Por meio das assessorias de imprensa, a SSP-RS disse que iria aguardar o despacho do magistrado e o Comando-Geral da Brigada Militar defende que tem acompanhado o cumprimento das ordens judiciais de reintegração de posse. No entanto, tanto a reintegração de posse do terreno do bairro Humaitá, quanto a determinação de retirada das famílias que ocupam irregularmente o terreno da construtora Melnick Even, no bairro Cavalhada, não foram cumpridos pela Brigada Militar.
O prazo dado pela Justiça, em ambos os casos, encerrou-se nesta sexta-feira (1). O diretor de Incorporações construtora, Marcos Colvero, diz que a empresa tem uma equipe de plantão e mais três caminhões para auxiliar na remoção das famílias, mas aguarda o cumprimento da reintegração de posse pela Brigada Militar:
“Nós estamos com a estrutura aguardando ansiosamente o cumprimento da ordem judicial. No momento em que a Brigada sinalizar que vai dar início à operação, a gente tem condições de se mobilizar de forma bastante rápida”, ressalta.

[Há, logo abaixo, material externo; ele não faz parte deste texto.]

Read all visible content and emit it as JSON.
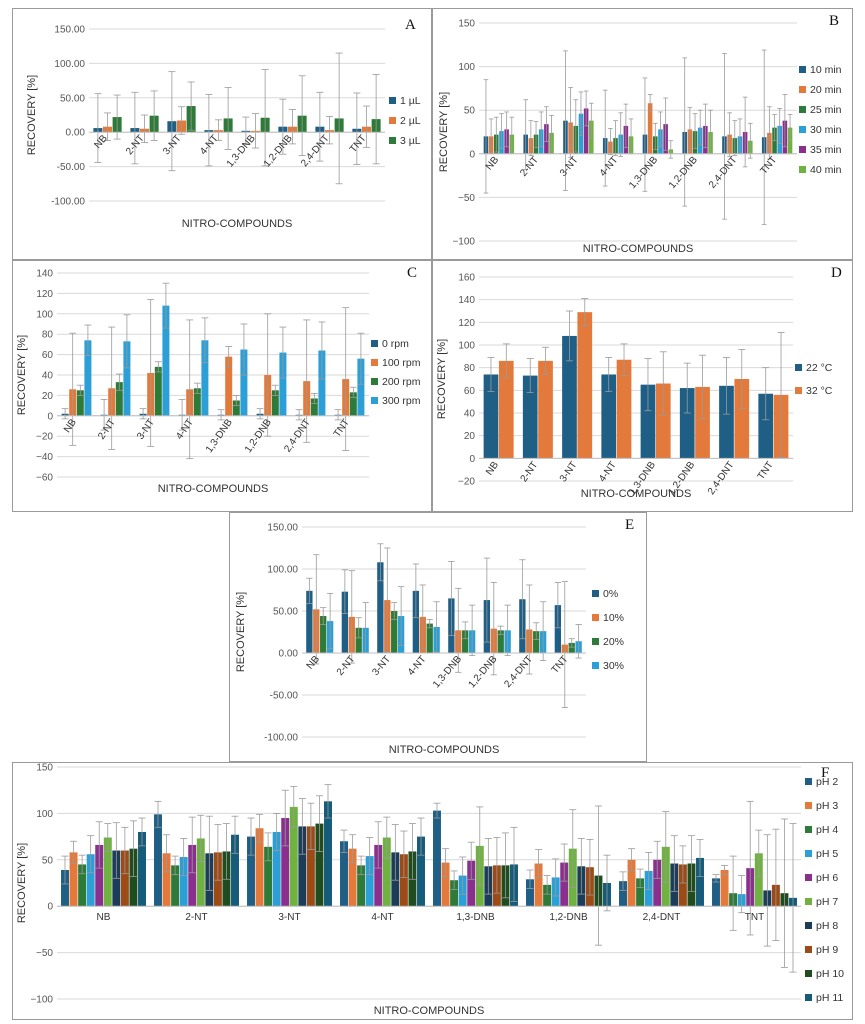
{
  "chart_data": [
    {
      "id": "A",
      "panel_label": "A",
      "type": "bar",
      "xlabel": "NITRO-COMPOUNDS",
      "ylabel": "RECOVERY [%]",
      "ylim": [
        -100,
        150
      ],
      "yticks": [
        -100,
        -50,
        0,
        50,
        100,
        150
      ],
      "ytick_labels": [
        "-100.00",
        "-50.00",
        "0.00",
        "50.00",
        "100.00",
        "150.00"
      ],
      "legend_position": "right",
      "categories": [
        "NB",
        "2-NT",
        "3-NT",
        "4-NT",
        "1,3-DNB",
        "1,2-DNB",
        "2,4-DNT",
        "TNT"
      ],
      "series": [
        {
          "name": "1 µL",
          "color": "#1f5f86",
          "values": [
            6,
            6,
            16,
            3,
            2,
            8,
            8,
            5
          ],
          "errors": [
            50,
            52,
            72,
            52,
            20,
            40,
            50,
            52
          ]
        },
        {
          "name": "2 µL",
          "color": "#e37a3b",
          "values": [
            8,
            5,
            17,
            3,
            2,
            8,
            3,
            8
          ],
          "errors": [
            20,
            20,
            20,
            15,
            25,
            25,
            20,
            30
          ]
        },
        {
          "name": "3 µL",
          "color": "#2e7a38",
          "values": [
            22,
            24,
            38,
            20,
            21,
            24,
            20,
            19
          ],
          "errors": [
            32,
            36,
            35,
            45,
            70,
            58,
            95,
            65
          ]
        }
      ]
    },
    {
      "id": "B",
      "panel_label": "B",
      "type": "bar",
      "xlabel": "NITRO-COMPOUNDS",
      "ylabel": "RECOVERY [%]",
      "ylim": [
        -100,
        150
      ],
      "yticks": [
        -100,
        -50,
        0,
        50,
        100,
        150
      ],
      "ytick_labels": [
        "−100",
        "−50",
        "0",
        "50",
        "100",
        "150"
      ],
      "legend_position": "right",
      "categories": [
        "NB",
        "2-NT",
        "3-NT",
        "4-NT",
        "1,3-DNB",
        "1,2-DNB",
        "2,4-DNT",
        "TNT"
      ],
      "series": [
        {
          "name": "10 min",
          "color": "#1f5f86",
          "values": [
            20,
            22,
            38,
            18,
            22,
            25,
            20,
            19
          ],
          "errors": [
            65,
            40,
            80,
            55,
            65,
            85,
            95,
            100
          ]
        },
        {
          "name": "20 min",
          "color": "#e37a3b",
          "values": [
            20,
            18,
            36,
            14,
            58,
            28,
            22,
            24
          ],
          "errors": [
            20,
            20,
            40,
            15,
            10,
            25,
            25,
            30
          ]
        },
        {
          "name": "25 min",
          "color": "#2e7a38",
          "values": [
            22,
            22,
            32,
            18,
            20,
            26,
            18,
            30
          ],
          "errors": [
            20,
            15,
            30,
            20,
            15,
            20,
            20,
            15
          ]
        },
        {
          "name": "30 min",
          "color": "#2b9fd6",
          "values": [
            26,
            28,
            46,
            22,
            28,
            30,
            20,
            32
          ],
          "errors": [
            20,
            20,
            25,
            25,
            20,
            20,
            20,
            20
          ]
        },
        {
          "name": "35 min",
          "color": "#8b2f8f",
          "values": [
            28,
            34,
            52,
            32,
            34,
            32,
            25,
            38
          ],
          "errors": [
            20,
            20,
            20,
            25,
            30,
            25,
            40,
            30
          ]
        },
        {
          "name": "40 min",
          "color": "#6fb242",
          "values": [
            22,
            24,
            38,
            20,
            5,
            25,
            15,
            30
          ],
          "errors": [
            20,
            20,
            20,
            20,
            10,
            25,
            20,
            15
          ]
        }
      ]
    },
    {
      "id": "C",
      "panel_label": "C",
      "type": "bar",
      "xlabel": "NITRO-COMPOUNDS",
      "ylabel": "RECOVERY [%]",
      "ylim": [
        -60,
        140
      ],
      "yticks": [
        -60,
        -40,
        -20,
        0,
        20,
        40,
        60,
        80,
        100,
        120,
        140
      ],
      "ytick_labels": [
        "−60",
        "−40",
        "−20",
        "0",
        "20",
        "40",
        "60",
        "80",
        "100",
        "120",
        "140"
      ],
      "legend_position": "right",
      "categories": [
        "NB",
        "2-NT",
        "3-NT",
        "4-NT",
        "1,3-DNB",
        "1,2-DNB",
        "2,4-DNT",
        "TNT"
      ],
      "series": [
        {
          "name": "0 rpm",
          "color": "#1f5f86",
          "values": [
            2,
            1,
            2,
            1,
            1,
            2,
            1,
            1
          ],
          "errors": [
            5,
            15,
            5,
            15,
            5,
            5,
            5,
            5
          ]
        },
        {
          "name": "100 rpm",
          "color": "#e37a3b",
          "values": [
            26,
            27,
            42,
            26,
            58,
            40,
            34,
            36
          ],
          "errors": [
            55,
            60,
            72,
            68,
            10,
            60,
            60,
            70
          ]
        },
        {
          "name": "200 rpm",
          "color": "#2e7a38",
          "values": [
            25,
            33,
            48,
            27,
            15,
            25,
            17,
            23
          ],
          "errors": [
            5,
            8,
            5,
            5,
            5,
            5,
            5,
            5
          ]
        },
        {
          "name": "300 rpm",
          "color": "#2b9fd6",
          "values": [
            74,
            73,
            108,
            74,
            65,
            62,
            64,
            56
          ],
          "errors": [
            15,
            26,
            22,
            22,
            25,
            25,
            28,
            25
          ]
        }
      ]
    },
    {
      "id": "D",
      "panel_label": "D",
      "type": "bar",
      "xlabel": "NITRO-COMPOUNDS",
      "ylabel": "RECOVERY [%]",
      "ylim": [
        -20,
        160
      ],
      "yticks": [
        -20,
        0,
        20,
        40,
        60,
        80,
        100,
        120,
        140,
        160
      ],
      "ytick_labels": [
        "−20",
        "0",
        "20",
        "40",
        "60",
        "80",
        "100",
        "120",
        "140",
        "160"
      ],
      "legend_position": "right",
      "categories": [
        "NB",
        "2-NT",
        "3-NT",
        "4-NT",
        "1,3-DNB",
        "1,2-DNB",
        "2,4-DNT",
        "TNT"
      ],
      "series": [
        {
          "name": "22 °C",
          "color": "#1f5f86",
          "values": [
            74,
            73,
            108,
            74,
            65,
            62,
            64,
            57
          ],
          "errors": [
            15,
            15,
            22,
            15,
            23,
            22,
            25,
            23
          ]
        },
        {
          "name": "32 °C",
          "color": "#e37a3b",
          "values": [
            86,
            86,
            129,
            87,
            66,
            63,
            70,
            56
          ],
          "errors": [
            15,
            12,
            12,
            14,
            28,
            28,
            26,
            55
          ]
        }
      ]
    },
    {
      "id": "E",
      "panel_label": "E",
      "type": "bar",
      "xlabel": "NITRO-COMPOUNDS",
      "ylabel": "RECOVERY [%]",
      "ylim": [
        -100,
        150
      ],
      "yticks": [
        -100,
        -50,
        0,
        50,
        100,
        150
      ],
      "ytick_labels": [
        "-100.00",
        "-50.00",
        "0.00",
        "50.00",
        "100.00",
        "150.00"
      ],
      "legend_position": "right",
      "categories": [
        "NB",
        "2-NT",
        "3-NT",
        "4-NT",
        "1,3-DNB",
        "1,2-DNB",
        "2,4-DNT",
        "TNT"
      ],
      "series": [
        {
          "name": "0%",
          "color": "#1f5f86",
          "values": [
            74,
            73,
            108,
            74,
            65,
            63,
            64,
            57
          ],
          "errors": [
            15,
            26,
            22,
            32,
            44,
            50,
            47,
            27
          ]
        },
        {
          "name": "10%",
          "color": "#e37a3b",
          "values": [
            52,
            43,
            63,
            43,
            27,
            29,
            28,
            10
          ],
          "errors": [
            65,
            55,
            62,
            38,
            50,
            55,
            53,
            75
          ]
        },
        {
          "name": "20%",
          "color": "#2e7a38",
          "values": [
            44,
            30,
            50,
            35,
            27,
            27,
            26,
            12
          ],
          "errors": [
            10,
            12,
            10,
            5,
            10,
            5,
            10,
            5
          ]
        },
        {
          "name": "30%",
          "color": "#2b9fd6",
          "values": [
            38,
            30,
            44,
            31,
            27,
            27,
            26,
            14
          ],
          "errors": [
            33,
            30,
            35,
            30,
            30,
            30,
            35,
            20
          ]
        }
      ]
    },
    {
      "id": "F",
      "panel_label": "F",
      "type": "bar",
      "xlabel": "NITRO-COMPOUNDS",
      "ylabel": "RECOVERY [%]",
      "ylim": [
        -100,
        150
      ],
      "yticks": [
        -100,
        -50,
        0,
        50,
        100,
        150
      ],
      "ytick_labels": [
        "−100",
        "−50",
        "0",
        "50",
        "100",
        "150"
      ],
      "legend_position": "right",
      "categories": [
        "NB",
        "2-NT",
        "3-NT",
        "4-NT",
        "1,3-DNB",
        "1,2-DNB",
        "2,4-DNT",
        "TNT"
      ],
      "series": [
        {
          "name": "pH 2",
          "color": "#1f5f86",
          "values": [
            39,
            99,
            75,
            70,
            103,
            29,
            27,
            30
          ],
          "errors": [
            15,
            14,
            20,
            12,
            8,
            10,
            10,
            4
          ]
        },
        {
          "name": "pH 3",
          "color": "#e37a3b",
          "values": [
            58,
            57,
            84,
            62,
            47,
            46,
            50,
            39
          ],
          "errors": [
            12,
            20,
            15,
            15,
            15,
            15,
            12,
            5
          ]
        },
        {
          "name": "pH 4",
          "color": "#2e7a38",
          "values": [
            45,
            44,
            64,
            44,
            28,
            23,
            30,
            14
          ],
          "errors": [
            10,
            10,
            15,
            10,
            10,
            10,
            10,
            40
          ]
        },
        {
          "name": "pH 5",
          "color": "#2b9fd6",
          "values": [
            56,
            53,
            80,
            54,
            33,
            31,
            38,
            13
          ],
          "errors": [
            20,
            20,
            20,
            20,
            20,
            20,
            20,
            20
          ]
        },
        {
          "name": "pH 6",
          "color": "#8b2f8f",
          "values": [
            66,
            66,
            95,
            66,
            49,
            47,
            50,
            41
          ],
          "errors": [
            25,
            30,
            30,
            25,
            20,
            20,
            20,
            72
          ]
        },
        {
          "name": "pH 7",
          "color": "#6fb242",
          "values": [
            74,
            73,
            107,
            74,
            65,
            62,
            64,
            57
          ],
          "errors": [
            15,
            25,
            22,
            22,
            42,
            42,
            38,
            25
          ]
        },
        {
          "name": "pH 8",
          "color": "#1c3d5a",
          "values": [
            60,
            57,
            86,
            58,
            43,
            43,
            46,
            17
          ],
          "errors": [
            30,
            40,
            30,
            30,
            30,
            30,
            30,
            60
          ]
        },
        {
          "name": "pH 9",
          "color": "#9c4a16",
          "values": [
            60,
            58,
            86,
            56,
            44,
            42,
            45,
            23
          ],
          "errors": [
            25,
            30,
            25,
            25,
            30,
            30,
            20,
            60
          ]
        },
        {
          "name": "pH 10",
          "color": "#1f4d1f",
          "values": [
            62,
            59,
            89,
            59,
            44,
            33,
            46,
            14
          ],
          "errors": [
            30,
            30,
            30,
            30,
            35,
            75,
            30,
            80
          ]
        },
        {
          "name": "pH 11",
          "color": "#155b7a",
          "values": [
            80,
            77,
            113,
            75,
            45,
            25,
            52,
            9
          ],
          "errors": [
            15,
            20,
            18,
            20,
            40,
            30,
            20,
            80
          ]
        }
      ]
    }
  ]
}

Prefeitura diz que ocupações irregulares cresceram em Porto Alegre
Porto Alegre tem, pelo menos, 46 áreas públicas ocupadas irregularmente por famílias supostamente sem-teto. Destas, 26 pertencem à Prefeitura, que já reivindica a reintegração de posse na Justiça, e as outras 20 são Governo do Estado (conforme lista abaixo).
Na área de 10 hectares que pertence à Melnick Even, situado na esquina das Av. Cavalhada e Av. João Salomoni, no bairro Cavalhada, há aproximadamente 500 famílias instaladas.
Destas, 200 moravam à beira do Arroio Cavalhada e as outras 300 famílias são oriundas de diferentes partes de Porto Alegre e Região Metropolitana e não tinham onde se instalar. Um dos integrantes da ocupação diz que viu a casa em que morava rachar por causa dos freqüentes alagamentos na região. Lenemar Bastos alega que se inscreveu no programa da Prefeitura para obtenção de uma moradia popular em 2009, mas nunca foi selecionado pelo Departamento Municipal de Habitação (Demhab):
“Eu não trabalho no governo, não trabalho no anti-governo, não trabalho em nada. Eu só quero a minha casa, como foi prometido em 2009. Só isso. A minha casa tá pra desabar pra baixo do arroio. A Prefeitura não dá (a casa) e a gente ocupou a área da Avipal que é alta e seca. Então o que vai acontecer: se forem nos tirar a gente vai ter que ocupar outra área porque essas quinhentas famílias não podem ficar suspensas no ar. Elas estão aqui, elas fazem parte da cidade”, defende.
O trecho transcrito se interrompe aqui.